In order to comply with the recommended requirement to make aggregate data available, State Police will have to purchase a new computer system and import information from an estimated 30,000 active permits.

That won’t be free.

Recognizing that, the Judiciary Committee, in an unusual move, brought the bill back for a surprise work session to tie a fiscal note around it and tag it as a government “mandate.”  As a mandate, the bill will require a two-thirds vote in the House and Senate, rather than a simple majority, to pass into law.

This bill, which was originally fast-tracked to committee and seemed headed for a quick floor debate, has suddenly slowed. Spending money, it seems, matters.

There was general consensus among Republicans in the early going to get this public access exception pushed through as a “win” to bolster the profile of gun rights before a number of gun-related bills came before the Criminal Justice and Public Safety Committee.

That may very well have happened, had it not been for Riml.

While public access advocates debated the concept of transparency and the potential cost in principle to lose that accountability, we missed the very real consideration of actual cost — in dollars — of balancing transparency against private interests.

It took a retired police officer who supports public access in concept and pinching pennies in practice to point that out.

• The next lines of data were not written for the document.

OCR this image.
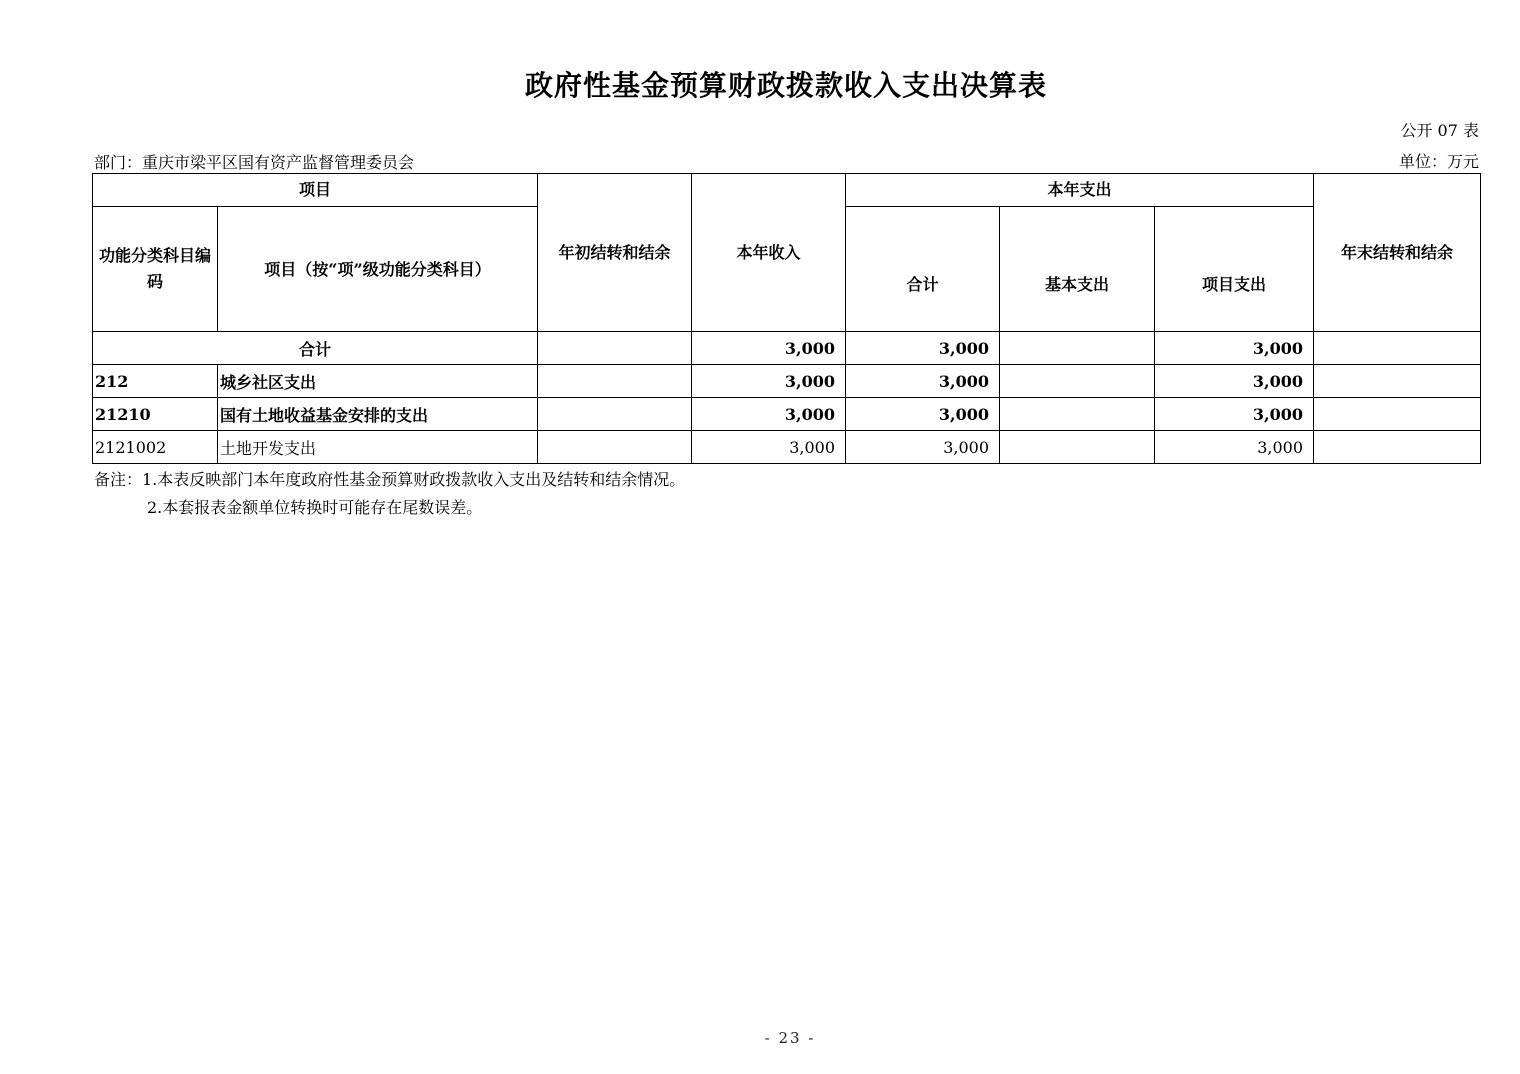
政府性基金预算财政拨款收入支出决算表
公开 07 表
部门：重庆市梁平区国有资产监督管理委员会	单位：万元
项目		年初结转和结余	本年收入	本年支出			年末结转和结余
功能分类科目编码	项目（按“项”级功能分类科目）			合计	基本支出	项目支出	
合计			3,000	3,000		3,000	
212	城乡社区支出		3,000	3,000		3,000	
21210	国有土地收益基金安排的支出		3,000	3,000		3,000	
2121002	土地开发支出		3,000	3,000		3,000	
备注：1.本表反映部门本年度政府性基金预算财政拨款收入支出及结转和结余情况。
2.本套报表金额单位转换时可能存在尾数误差。
- 23 -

During the week that he did so, lawmakers debated more than 20 gun bills, including banning mentally ill people from owning guns, giving the sole authority to issue concealed carry permits to State Police, allowing retired police officers to conceal handguns without a permit and raising the training requirements for concealed carry permit holders.

As of this writing, none of the related proposals has been passed. The one that garnered the most debate? Ending the requirement to seek a permit to carry a concealed weapon altogether, in the public interest of “enhanced safety.”

A number of the people who offered testimony asked lawmakers to follow the lead of Vermont, where constitutional carry is the law, which means permits are not required to conceal carry.

Meyer is also a member of the Right to Know Advisory Committee and vice president of the Maine Freedom of Information Coalition.